Non-local models and length scale effects on metal forming processes

The classical theories of plasticity or continuum damage mechanics do not include scale effects associated to a characteristic length of the material, which is often present in deformation processes, and which results in a limitation of the localization of the plastic deformation or damage in narrow bands. The numerical models based in these theories suffer from size and orientation pathological dependence of the geometrical discretization and are unable to accommodate that limitation of the localization. This is true for both the classical finite element method as well as the novel meshless methods, for example. In fact the homogenization hypotheses usually admitted for the continuum and that are the basis of those numerical methods do not accommodate large gradients of the internal variables like the plastic deformation or damage in the localization zones and therefore second order constitutive laws are needed.

Length scale effects can be explained by micro mechanics theories but their numerical implementation is still computational very expensive. One way of bridging the gap between the classical continuum s and micro mechanics theories is the recourse to non-local theories. In the nonlocal approaches the history of the internal variables at a material point is influenced by the surrounding material points. Non-local counterparts of those variables are then defined by integral averaging techniques or by including gradients of the internal variables in the formulation. These nonlocal formulations can also be generalised to deal, for example, with micro forming processes where geometric and microstructure size effects are present.
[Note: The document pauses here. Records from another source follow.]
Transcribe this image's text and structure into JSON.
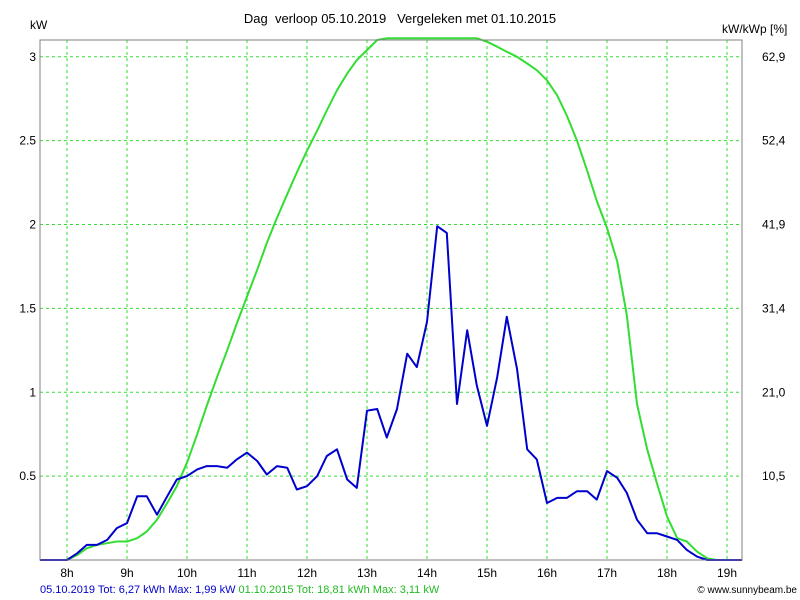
{
  "chart_data": {
    "type": "line",
    "title": "Dag  verloop 05.10.2019   Vergeleken met 01.10.2015",
    "ylabel_left": "kW",
    "ylabel_right": "kW/kWp [%]",
    "ylim": [
      0,
      3.1
    ],
    "xlim": [
      7.55,
      19.25
    ],
    "grid": true,
    "x_ticks": [
      {
        "value": 8,
        "label": "8h"
      },
      {
        "value": 9,
        "label": "9h"
      },
      {
        "value": 10,
        "label": "10h"
      },
      {
        "value": 11,
        "label": "11h"
      },
      {
        "value": 12,
        "label": "12h"
      },
      {
        "value": 13,
        "label": "13h"
      },
      {
        "value": 14,
        "label": "14h"
      },
      {
        "value": 15,
        "label": "15h"
      },
      {
        "value": 16,
        "label": "16h"
      },
      {
        "value": 17,
        "label": "17h"
      },
      {
        "value": 18,
        "label": "18h"
      },
      {
        "value": 19,
        "label": "19h"
      }
    ],
    "y_ticks_left": [
      {
        "value": 0.5,
        "label": "0.5"
      },
      {
        "value": 1,
        "label": "1"
      },
      {
        "value": 1.5,
        "label": "1.5"
      },
      {
        "value": 2,
        "label": "2"
      },
      {
        "value": 2.5,
        "label": "2.5"
      },
      {
        "value": 3,
        "label": "3"
      }
    ],
    "y_ticks_right": [
      {
        "value": 0.5,
        "label": "10,5"
      },
      {
        "value": 1.0,
        "label": "21,0"
      },
      {
        "value": 1.5,
        "label": "31,4"
      },
      {
        "value": 2.0,
        "label": "41,9"
      },
      {
        "value": 2.5,
        "label": "52,4"
      },
      {
        "value": 3.0,
        "label": "62,9"
      }
    ],
    "series": [
      {
        "name": "05.10.2019",
        "color": "#0000cc",
        "x": [
          7.55,
          8.0,
          8.17,
          8.33,
          8.5,
          8.67,
          8.83,
          9.0,
          9.17,
          9.33,
          9.5,
          9.67,
          9.83,
          10.0,
          10.17,
          10.33,
          10.5,
          10.67,
          10.83,
          11.0,
          11.17,
          11.33,
          11.5,
          11.67,
          11.83,
          12.0,
          12.17,
          12.33,
          12.5,
          12.67,
          12.83,
          13.0,
          13.17,
          13.33,
          13.5,
          13.67,
          13.83,
          14.0,
          14.17,
          14.33,
          14.5,
          14.67,
          14.83,
          15.0,
          15.17,
          15.33,
          15.5,
          15.67,
          15.83,
          16.0,
          16.17,
          16.33,
          16.5,
          16.67,
          16.83,
          17.0,
          17.17,
          17.33,
          17.5,
          17.67,
          17.83,
          18.0,
          18.17,
          18.33,
          18.5,
          18.67,
          18.83,
          19.0,
          19.17,
          19.25
        ],
        "y": [
          0.0,
          0.0,
          0.04,
          0.09,
          0.09,
          0.12,
          0.19,
          0.22,
          0.38,
          0.38,
          0.27,
          0.38,
          0.48,
          0.5,
          0.54,
          0.56,
          0.56,
          0.55,
          0.6,
          0.64,
          0.59,
          0.51,
          0.56,
          0.55,
          0.42,
          0.44,
          0.5,
          0.62,
          0.66,
          0.48,
          0.43,
          0.89,
          0.9,
          0.73,
          0.9,
          1.23,
          1.15,
          1.42,
          1.99,
          1.95,
          0.93,
          1.37,
          1.04,
          0.8,
          1.09,
          1.45,
          1.14,
          0.66,
          0.6,
          0.34,
          0.37,
          0.37,
          0.41,
          0.41,
          0.36,
          0.53,
          0.49,
          0.4,
          0.24,
          0.16,
          0.16,
          0.14,
          0.12,
          0.06,
          0.02,
          0.0,
          0.0,
          0.0,
          0.0,
          0.0
        ]
      },
      {
        "name": "01.10.2015",
        "color": "#33dd33",
        "x": [
          7.55,
          8.0,
          8.17,
          8.33,
          8.5,
          8.67,
          8.83,
          9.0,
          9.17,
          9.33,
          9.5,
          9.67,
          9.83,
          10.0,
          10.17,
          10.33,
          10.5,
          10.67,
          10.83,
          11.0,
          11.17,
          11.33,
          11.5,
          11.67,
          11.83,
          12.0,
          12.17,
          12.33,
          12.5,
          12.67,
          12.83,
          13.0,
          13.17,
          13.33,
          13.5,
          13.67,
          13.83,
          14.0,
          14.17,
          14.33,
          14.5,
          14.67,
          14.83,
          15.0,
          15.17,
          15.33,
          15.5,
          15.67,
          15.83,
          16.0,
          16.17,
          16.33,
          16.5,
          16.67,
          16.83,
          17.0,
          17.17,
          17.33,
          17.5,
          17.67,
          17.83,
          18.0,
          18.17,
          18.33,
          18.5,
          18.67,
          18.83,
          19.0,
          19.17,
          19.25
        ],
        "y": [
          0.0,
          0.0,
          0.03,
          0.07,
          0.09,
          0.1,
          0.11,
          0.11,
          0.13,
          0.17,
          0.24,
          0.34,
          0.44,
          0.58,
          0.75,
          0.92,
          1.09,
          1.25,
          1.41,
          1.57,
          1.73,
          1.89,
          2.04,
          2.18,
          2.31,
          2.44,
          2.56,
          2.68,
          2.8,
          2.9,
          2.98,
          3.04,
          3.1,
          3.11,
          3.11,
          3.11,
          3.11,
          3.11,
          3.11,
          3.11,
          3.11,
          3.11,
          3.11,
          3.09,
          3.06,
          3.03,
          3.0,
          2.96,
          2.92,
          2.86,
          2.77,
          2.65,
          2.5,
          2.32,
          2.14,
          1.98,
          1.78,
          1.46,
          0.93,
          0.66,
          0.46,
          0.26,
          0.13,
          0.11,
          0.05,
          0.01,
          0.0,
          0.0,
          0.0,
          0.0
        ]
      }
    ]
  },
  "footer": {
    "series1_label": "05.10.2019 Tot: 6,27 kWh Max: 1,99 kW",
    "series2_label": "01.10.2015 Tot: 18,81 kWh Max: 3,11 kW",
    "credit": "© www.sunnybeam.be",
    "series1_color": "#0000cc",
    "series2_color": "#22bb22"
  }
}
The softening induced by the standard implementation of damage models in finite element solutions leads to mesh and orientation dependence, as the localization effects are not correctly dealt with by mesh refinement. Non-local models are a solution to solve this pathological behaviour. They include some length scale information, related with localization effects due to microstructure heterogeneity, to average an internal variable associated with dissipative process. Two types of models are usually adopted for this purpose: integral and gradient models. In this work, non-local damage models, in which the internal dissipative non-local variable adopted is the damage, are implemented. Damage definition is based on the Lemaitre’s work, which is enhanced by the introduction of a crack closure scalar parameter, allowing to treat differently the damage evolution in either traction or compression stress states. The idea is to compare the performance of some of those models and to assess the performance of some novel methods, particularly meshless methods, that some claim that may solve the numerical pathologies referred above. Comparisons are performed with non-local integral, implicit and explicit gradient methods implemented in two different frameworks, namely the Finite Element Method and the Reproducing Kernel Particle Method.